For AIs, we're currently interested in the values that arise in a single AIs (specifically, the first AI capable of a hard takeoff), so single humans are the more appropriate reference class. 

I'm sorry but I don't understand why looking at single AIs make single humans the more appropriate reference class.

I'm drawing an analogy between AI training and human learning. I don't think the process of training an AI via reinforcement learning is as different from human learning as many assume. 

We weren't guaranteed to be born in a civilization where the alignment problem was even conceived of by a single person, let alone taken seriously by a single person. The odds were not extremely high that we'd be born on a timeline where alignment ended up well-researched and taken seriously by several billionaires.

We live in a civilization that's disproportionately advantaged in the will and ability to tackle the alignment problem. We should maximize our privileged status by dramatically increasing the resources that are already allocated to the alignment problem; acknowledging that the problem is too hard for the ~100-expert approach so far. Especially because it might only be possible to solve the problem at the last minute, with whatever pool of experts and expertise has been already developed in the decades prior.

We should also acknowledge that AI is a multi-trillion dollar industry, with clear significance for geopolitical power as well. There are all sorts of vested interests, and plenty of sharks. It's unreasonable to think that AI advocacy should be targeted towards the general public, instead of experts and other highly relevant people. Nor does it make sense to believe that the people opposed to alignment advocacy are doing so out of ignorance or disinterest; there are plenty of people who are trying to slander AI for any reason at all (e.g. truck driver unions who are mad about self-driving cars), and plenty of people who are paid to counteract any perceived slander by any means necessary, no matter where it pops up and what form it takes. 

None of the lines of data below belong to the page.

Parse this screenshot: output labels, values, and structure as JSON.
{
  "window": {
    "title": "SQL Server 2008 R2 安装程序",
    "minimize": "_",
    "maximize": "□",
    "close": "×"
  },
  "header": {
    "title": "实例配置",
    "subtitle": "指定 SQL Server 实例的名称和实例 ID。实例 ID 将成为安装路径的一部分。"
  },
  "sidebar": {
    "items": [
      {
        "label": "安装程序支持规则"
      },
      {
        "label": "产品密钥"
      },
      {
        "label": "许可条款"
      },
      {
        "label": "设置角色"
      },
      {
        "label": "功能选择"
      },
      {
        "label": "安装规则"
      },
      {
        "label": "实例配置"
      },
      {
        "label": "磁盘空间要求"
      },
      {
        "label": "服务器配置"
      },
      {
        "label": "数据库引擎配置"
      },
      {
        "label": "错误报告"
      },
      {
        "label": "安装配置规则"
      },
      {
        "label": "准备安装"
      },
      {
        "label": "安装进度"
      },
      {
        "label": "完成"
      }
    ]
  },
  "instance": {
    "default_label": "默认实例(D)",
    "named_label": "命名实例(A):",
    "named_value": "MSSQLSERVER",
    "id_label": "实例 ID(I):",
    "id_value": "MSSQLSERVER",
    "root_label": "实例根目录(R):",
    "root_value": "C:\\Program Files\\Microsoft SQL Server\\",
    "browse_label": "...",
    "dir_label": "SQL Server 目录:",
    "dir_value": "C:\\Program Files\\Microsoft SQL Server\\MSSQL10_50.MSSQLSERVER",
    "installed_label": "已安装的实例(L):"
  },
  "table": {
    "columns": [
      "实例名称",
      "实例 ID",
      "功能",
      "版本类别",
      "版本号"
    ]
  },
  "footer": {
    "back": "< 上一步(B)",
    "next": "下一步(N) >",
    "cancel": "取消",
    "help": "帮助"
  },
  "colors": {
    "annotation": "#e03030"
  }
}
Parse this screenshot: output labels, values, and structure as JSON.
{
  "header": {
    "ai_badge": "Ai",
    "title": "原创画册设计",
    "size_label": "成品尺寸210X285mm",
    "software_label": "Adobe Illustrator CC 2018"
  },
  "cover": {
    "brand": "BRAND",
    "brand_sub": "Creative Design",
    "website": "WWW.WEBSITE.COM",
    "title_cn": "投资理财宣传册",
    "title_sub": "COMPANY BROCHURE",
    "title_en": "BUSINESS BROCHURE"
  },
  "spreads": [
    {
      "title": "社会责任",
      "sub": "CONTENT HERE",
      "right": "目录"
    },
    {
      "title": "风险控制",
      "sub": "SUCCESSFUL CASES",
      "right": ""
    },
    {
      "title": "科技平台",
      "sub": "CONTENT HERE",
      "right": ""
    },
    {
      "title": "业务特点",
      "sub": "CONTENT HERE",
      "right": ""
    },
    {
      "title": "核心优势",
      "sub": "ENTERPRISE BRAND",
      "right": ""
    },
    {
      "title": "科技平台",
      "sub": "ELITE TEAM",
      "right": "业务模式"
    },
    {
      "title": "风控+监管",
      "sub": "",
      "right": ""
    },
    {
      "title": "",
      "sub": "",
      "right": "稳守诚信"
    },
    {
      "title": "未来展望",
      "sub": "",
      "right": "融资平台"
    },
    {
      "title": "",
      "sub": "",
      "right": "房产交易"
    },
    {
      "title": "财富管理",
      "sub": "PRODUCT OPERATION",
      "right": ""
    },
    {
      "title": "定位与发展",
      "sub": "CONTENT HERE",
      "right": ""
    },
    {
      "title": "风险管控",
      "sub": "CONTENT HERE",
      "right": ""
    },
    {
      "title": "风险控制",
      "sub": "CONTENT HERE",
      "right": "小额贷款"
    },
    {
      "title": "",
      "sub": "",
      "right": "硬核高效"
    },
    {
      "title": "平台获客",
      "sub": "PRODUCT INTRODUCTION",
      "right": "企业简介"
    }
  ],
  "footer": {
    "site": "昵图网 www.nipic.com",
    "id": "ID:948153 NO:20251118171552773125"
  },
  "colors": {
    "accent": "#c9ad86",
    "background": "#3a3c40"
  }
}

As a result, the people concerned with alignment needed pareto solutions; namely, dramatically increasing the number of people who take the alignment problem seriously, without running around like a headless chicken and randomly stepping on the toes of powerful people (who routinely vanquish far more intimidating threats to their interests). The history textbooks in the future will probably cover that extensively.

I'd go for:

Reinforcement learning agents do two sorts of planning. One is the application of the dynamic (world-modelling) network and using a Monte Carlo tree search (or something like it) over explicitly-represented world states. The other is implicit in the future-reward-estimate function. You need to have as much planning as possible be of the first type:

  1. It's much more supervisable. An explicitly-represented world state is more interrogable than the inner workings of a future-reward-estimate.
  2. It's less susceptible to value-leaking. By this I mean issues in alignment which arise from instrumentally-valuable (i.e. not directly part of the reward function) goals leaking into the future-reward-estimate.
  3. You can also turn down the depth on the tree search. If the agent literally can't plan beyond a dozen steps ahead it can't be deceptively aligned.